In the announcement this afternoon, the company said it plans to source the majority of the products currently produced at this facility from overseas suppliers, to continue to produce certain custom bedroom products domestically and to discontinue providing certain slower selling items.
The company attributed the closing to the shift in demand from domestic product to imported wood products.
During the last few years, like most of the U.S. furniture industry, Bassett has continued to experience a shift in demand from domestically produced wood products to imported wood products.
“Closing this plant has been the most difficult decision we have ever had to make,” said Robert H. Spilman Jr., president and chief executive officer. “We regret the effect that this will have on the many fine employees who work at our largest hometown plant. We recognize that they have worked hard to meet the company’s goals and this decision is in no way a reflection upon them.”

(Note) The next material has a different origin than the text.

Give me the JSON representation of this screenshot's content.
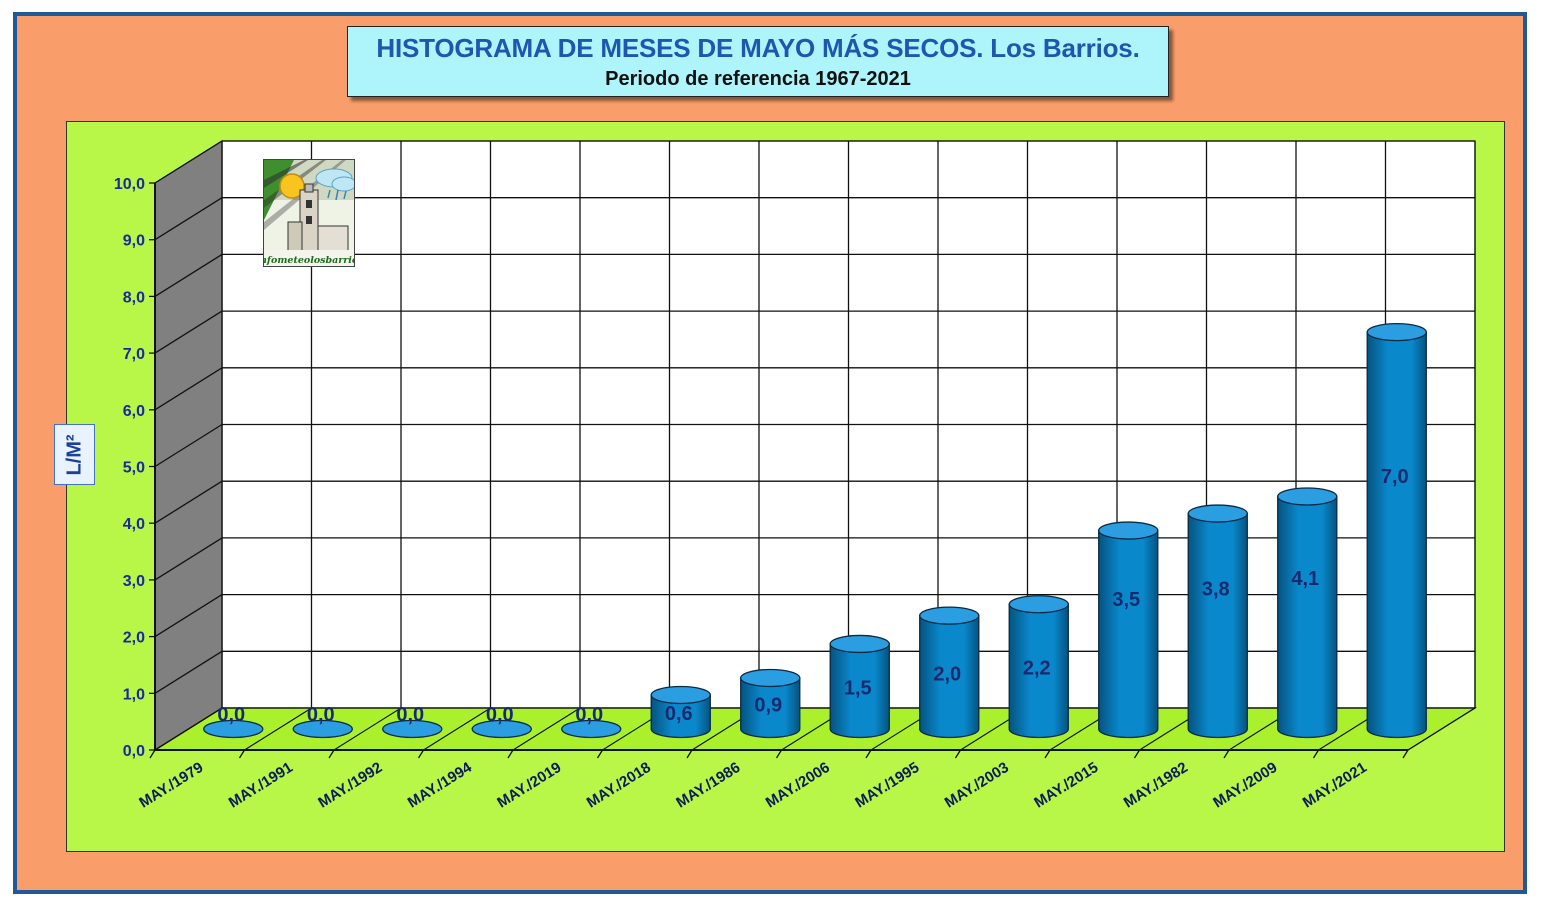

Spilman called the decision a “needed step in our transformation from being primarily a domestic furniture manufacturing company to a retailer, manufacturer and marketer of branded home furnishings.”
The move will allow the company to focus on its retail and product development strategies to increase sales at its Bassett Furniture Direct stores, Spilman said.
Bassett will continue to operate two domestic manufacturing facilities which allow it to provide custom furniture solutions in both upholstery and wood within.
The closing is expected to improve operating income by $3 million to $4 million per year after factoring in an expected sales reduction this year.
In connection with the closing, the company plans to record a first quarter pre-tax impairment charge of approximately $3 million to $3.6 million, all of which will be non-cash, and an estimated second quarter pre-tax charge of approximately $1 million for one-time severance benefits.
With the closing of the Bassett facility, the company will employ approximately 1,500 people and operate one wood furniture plant, one upholstery plant and one supply plant, all located in Virginia and North Carolina.
To aid in the transition of those employees affected by the closing of the plant, the Company will work closely with the Virginia Employment Commission to provide outplacement and other employment assistance.
Bassett also announced today that its first quarter earnings will be negatively impacted by lower sales levels and reduced margins, compared to the year ago period. First quarter sales for the three month period ended Feb. 24 are expected to be approximately 16 percent to 18 percent below the same period last year and approximately 5 percent to 6 percent below the fourth quarter of 2006.
The company attributed the shortfall to soft furniture retail conditions which have impacted both retail sales and wholesale shipments. The decline against the same period last year was also partially due to a decline in year over year wholesale shipments to the Army/Air Force Exchange and to the sale of the company’s Weiman operation at the end of April 2006.